Les Psys du Cœur : une association qui rend accessible le soutien thérapeutique

Les Psys du cœur sont nés en 2009, avec l’ouverture d’une première permanence, dans le 19e arrondissement de Paris. Puis l’association se développe avec l’ouverture d’une antenne à Annecy (2013), Rennes (2015), Grenoble, Suresnes puis Valence (2016) et bientôt Lyon. Depuis, plus de 1 000 séances sont dispensées chaque année  par une véritable communauté de professionnels bénévoles.

Alors que de nombreux Français sont encore réticents à l’idée de voir un thérapeute, l’association Les Psys du cœur accueille tout le monde sans rendez-vous et de façon anonyme tous les samedis matins dans son local du chemin Pinal. L’antenne grenobloise fait partie de ce réseau national depuis plus de cinq ans.

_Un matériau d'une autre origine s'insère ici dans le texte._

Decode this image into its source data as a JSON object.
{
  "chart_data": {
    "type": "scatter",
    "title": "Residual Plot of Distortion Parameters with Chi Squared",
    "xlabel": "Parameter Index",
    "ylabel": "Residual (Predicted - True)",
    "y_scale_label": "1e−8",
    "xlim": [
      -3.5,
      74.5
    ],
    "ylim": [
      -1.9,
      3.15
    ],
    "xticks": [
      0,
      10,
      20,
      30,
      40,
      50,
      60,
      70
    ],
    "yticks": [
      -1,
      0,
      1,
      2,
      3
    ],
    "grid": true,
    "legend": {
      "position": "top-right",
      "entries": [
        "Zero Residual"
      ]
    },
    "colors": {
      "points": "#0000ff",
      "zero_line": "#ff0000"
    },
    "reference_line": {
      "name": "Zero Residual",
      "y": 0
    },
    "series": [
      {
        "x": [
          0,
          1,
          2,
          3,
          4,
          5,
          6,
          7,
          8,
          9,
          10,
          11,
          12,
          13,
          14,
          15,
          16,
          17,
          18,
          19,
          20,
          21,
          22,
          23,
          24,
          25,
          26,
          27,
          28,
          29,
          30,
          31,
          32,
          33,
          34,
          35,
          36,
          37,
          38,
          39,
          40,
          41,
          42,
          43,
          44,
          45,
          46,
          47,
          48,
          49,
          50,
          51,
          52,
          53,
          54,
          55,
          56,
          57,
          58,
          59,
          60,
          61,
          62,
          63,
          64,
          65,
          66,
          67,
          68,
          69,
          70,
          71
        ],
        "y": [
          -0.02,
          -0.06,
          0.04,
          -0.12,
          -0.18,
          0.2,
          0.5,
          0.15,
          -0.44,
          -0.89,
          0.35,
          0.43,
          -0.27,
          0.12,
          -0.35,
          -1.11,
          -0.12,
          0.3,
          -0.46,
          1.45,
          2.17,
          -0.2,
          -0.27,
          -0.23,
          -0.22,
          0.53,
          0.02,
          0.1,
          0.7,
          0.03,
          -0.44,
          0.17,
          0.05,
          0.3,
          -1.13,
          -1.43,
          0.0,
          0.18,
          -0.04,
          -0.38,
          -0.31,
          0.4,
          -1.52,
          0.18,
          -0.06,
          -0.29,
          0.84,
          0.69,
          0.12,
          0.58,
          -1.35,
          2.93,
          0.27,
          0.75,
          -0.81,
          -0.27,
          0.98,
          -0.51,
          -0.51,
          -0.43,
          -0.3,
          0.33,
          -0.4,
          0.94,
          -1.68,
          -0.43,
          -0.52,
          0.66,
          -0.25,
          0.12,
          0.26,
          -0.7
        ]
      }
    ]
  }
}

Claire, responsable de l’antenne des Psys du coeur à Grenoble qui comprend une douzaine de bénévoles (psychologues, psychothérapeutes, accueillant-es), explique :

"C’est une première approche pour les personnes qui n’ont pas les moyens ou ont peur d’aller voir un psychologue. On est à la frontière du psycho-social avec un public très divers : étudiants, femmes enceintes, personnes âgées, migrants…"

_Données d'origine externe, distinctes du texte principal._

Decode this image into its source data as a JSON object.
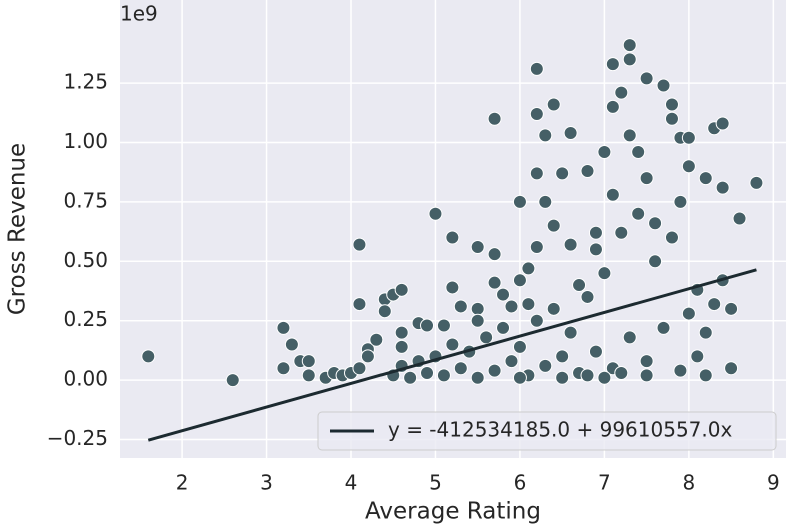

De 9 heures à 12 heures, un espace café et un-e accueillant-e permet d’accueillir les personnes en attendant qu’un-e psychologue ou un psychothérapeute puisse les recevoir.

 « Notre particularité c’est que selon les jours ce n’est pas le même thérapeute à chaque fois », précise la psychologue. « On travaille ensemble et on communique sur les gens que l’on reçoit. C’est la communauté de support. »

Chaque semaine, l’association reçoit en moyenne cinq personnes nouvelles ou régulières pour des entretiens d’environ 45 minutes avec des problématiques diverses : problèmes de sommeil, angoisse, ruptures familiales diverses, conflits au travail… 

Pendant les confinements, l’association avait mis en place des permanences téléphoniques. Depuis la crise sanitaire, les Psys du cœur n’ont pas constaté de forte évolution. Claire analyse :

"Je dirais que la Covid exacerbe les symptômes qui sont déjà là au départ mais les gens ne les nomment pas par rapport à la Covid. Cette ambiance, cette façon de vivre rend le quotidien plus difficile. Il faut s’adapter sans arrêt. C’est compliqué pour certaines personnes de consulter, la démarche n’est pas facile ; c’est cher ; les organisations qui reçoivent du public sont débordées ; il y a des attentes pas possible pour prendre rendez-vous chez un psychiatre. Sociétalement, ça a du sens de s’engager vers les gens les plus démunis face à la démarche."